10/12/2019 usbeketrica.com  10 min #165793

Pourquoi les moins de 30 ans se méfient du téléphone (pour téléphoner)

Dis moi comment tu appelles, je te dirai quel âge tu as. Entre la génération des « millennials » et leurs aînés, la frontière ne tient qu'à un coup de fil : si les seconds sont accros au « coup de bigo », les premiers en sont rarement adeptes, et certains l'évitent même à tout prix. Les mêmes s'échangent pourtant des messages audios à la chaîne et n'hésitent pas à chatter avec des assistants vocaux. On a essayé de comprendre pourquoi.

« Comment un millennial filtre-t-il ses appels spams ? C'est simple : si ça sonne, c'est du spam ». « Comment affirmer sa supériorité sur un millennial ? En répondant à ses SMS par un appel ». Dans la culture web, la bigo-phobie aïgue des moins de 30 ans n'est plus un secret. Sur le sujet, les memes pullulent, à tel point que les médias anglo-saxons  The Guardian,  The Wall Street Journal,  The Telegraph et  The Atlantic ont mis leurs journalistes sur le coup.

Sur le web, les memes moquant la « téléphonophobie » des millennials sont légion

D'après  une étude réalisée en Angleterre sur la « téléphobie » - et commandée par une entreprise spécialisée dans les centres d'appels, mais malgré tout intéressante, les plus touchés seraient les millennials (ici décrits comme étant nés entre 1981 et 1996, mais rappelons que les définitions varient, certains étendant cette période de 1980 à 2000) : « 76% des millennials ont des pensées anxieuses quand ils entendent la sonnerie du téléphone, contre 40% de leurs collègues babyboomers.»

Plusieurs études ont par ailleurs  montré, ces dernières années, que le nombre d'appels était en baisse. En Irlande par exemple, selon le Global Mobile Survey de Deloitte, si le nombre d'adultes en possession d'un téléphone a  grimpé de +26% de 2012 à 2019, le nombre de ceux qui passent des appels a encaissé une chute de -21% sur les trois dernières années.

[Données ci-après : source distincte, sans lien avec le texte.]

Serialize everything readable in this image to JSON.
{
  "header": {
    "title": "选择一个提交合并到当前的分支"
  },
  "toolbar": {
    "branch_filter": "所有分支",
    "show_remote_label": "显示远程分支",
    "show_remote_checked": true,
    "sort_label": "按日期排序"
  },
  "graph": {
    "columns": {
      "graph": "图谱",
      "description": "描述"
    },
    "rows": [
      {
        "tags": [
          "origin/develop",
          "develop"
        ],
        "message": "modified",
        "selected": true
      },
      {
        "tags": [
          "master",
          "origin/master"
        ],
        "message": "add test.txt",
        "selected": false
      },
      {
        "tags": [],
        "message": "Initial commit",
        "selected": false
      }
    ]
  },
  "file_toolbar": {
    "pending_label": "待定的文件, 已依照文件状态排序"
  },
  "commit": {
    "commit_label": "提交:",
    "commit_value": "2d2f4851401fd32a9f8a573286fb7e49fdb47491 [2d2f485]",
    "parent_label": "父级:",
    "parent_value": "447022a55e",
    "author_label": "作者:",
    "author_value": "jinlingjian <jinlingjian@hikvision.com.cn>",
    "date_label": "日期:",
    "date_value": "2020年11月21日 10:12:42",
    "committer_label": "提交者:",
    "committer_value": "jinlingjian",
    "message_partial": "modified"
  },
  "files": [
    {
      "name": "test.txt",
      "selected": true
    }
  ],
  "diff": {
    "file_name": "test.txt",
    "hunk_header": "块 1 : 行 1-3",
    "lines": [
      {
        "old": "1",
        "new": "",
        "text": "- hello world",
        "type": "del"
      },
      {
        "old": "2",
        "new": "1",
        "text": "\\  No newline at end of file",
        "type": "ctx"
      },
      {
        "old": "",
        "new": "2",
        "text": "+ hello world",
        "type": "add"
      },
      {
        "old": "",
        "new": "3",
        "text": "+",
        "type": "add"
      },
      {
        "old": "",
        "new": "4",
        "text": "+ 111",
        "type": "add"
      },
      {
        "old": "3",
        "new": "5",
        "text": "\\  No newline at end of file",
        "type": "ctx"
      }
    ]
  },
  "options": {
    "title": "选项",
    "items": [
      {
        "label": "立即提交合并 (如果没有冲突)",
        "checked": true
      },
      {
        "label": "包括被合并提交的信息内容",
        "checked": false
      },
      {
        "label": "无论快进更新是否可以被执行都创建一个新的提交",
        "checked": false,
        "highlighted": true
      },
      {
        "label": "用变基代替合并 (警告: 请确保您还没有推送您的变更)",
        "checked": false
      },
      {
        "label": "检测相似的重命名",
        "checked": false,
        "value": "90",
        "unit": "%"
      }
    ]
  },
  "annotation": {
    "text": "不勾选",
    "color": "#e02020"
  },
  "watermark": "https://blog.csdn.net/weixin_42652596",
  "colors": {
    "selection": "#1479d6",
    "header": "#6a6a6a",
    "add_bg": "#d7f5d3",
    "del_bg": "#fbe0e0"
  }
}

Pourquoi les jeunes ont-ils si soudainement arrêté d'utiliser leur téléphone... pour téléphoner ?

Forfait « appels limités »

Ces pratiques sont moins le résultat d'un choc récent que d'habitudes prises de longue date. « La différence entre les générations X, Y et Z au regard de l'appel téléphonique vient du contexte socio-technique dans lequel ils ont grandi », analyse la docteure en sociologie et chercheuse à l'ISC Paris Catherine Lejealle. « Le premier bouleversement est l'arrivée du téléphone portable à partir de 1996, puis les forfaits avec 1h d'appel seulement mais SMS illimités. ».

Lancés par les opérateurs téléphoniques au début des années 2000, ces forfaits ont accompagné la jeunesse des enfants nés dans les années 1990, tout en conditionnant leur manière de communiquer. Pour eux, le portable est l'échappatoire aux appels sur le téléphone filaire familial et le SMS la garantie de longues discussions tenues en toute discrétion.

Comme AIM ou ICQ, MSN a continué à démocratiser l'envoi de messages textuels instantanés

Il faut dire que s'il y a bien une chose dont les jeunes générations n'ont pas manqué, c'est de nouvelles techniques de communication. Dès la fin des années 90, les messageries instantanées en ligne emboîtent le pas des SMS : c'est l'arrivée des chats à trois lettres - ICQ, AIM et MSN - qui en remettent une couche sur la névrose naissante des ados face aux appels vocaux. Heureusement que le monde du travail allait soigner tout ça... ou pas : à l'époque, les mails remplacent déjà les réunions, épaulés bientôt par l'arrivée des Slack et autres messageries instantanées professionnelles. Dès 2016, dans un sondage réalisé auprès d'adolescents britanniques,  49% d'entre eux admettaient envoyer des messages à quelqu'un présent dans la même pièce. Demain, va-t-on tout simplement arrêter de se parler ?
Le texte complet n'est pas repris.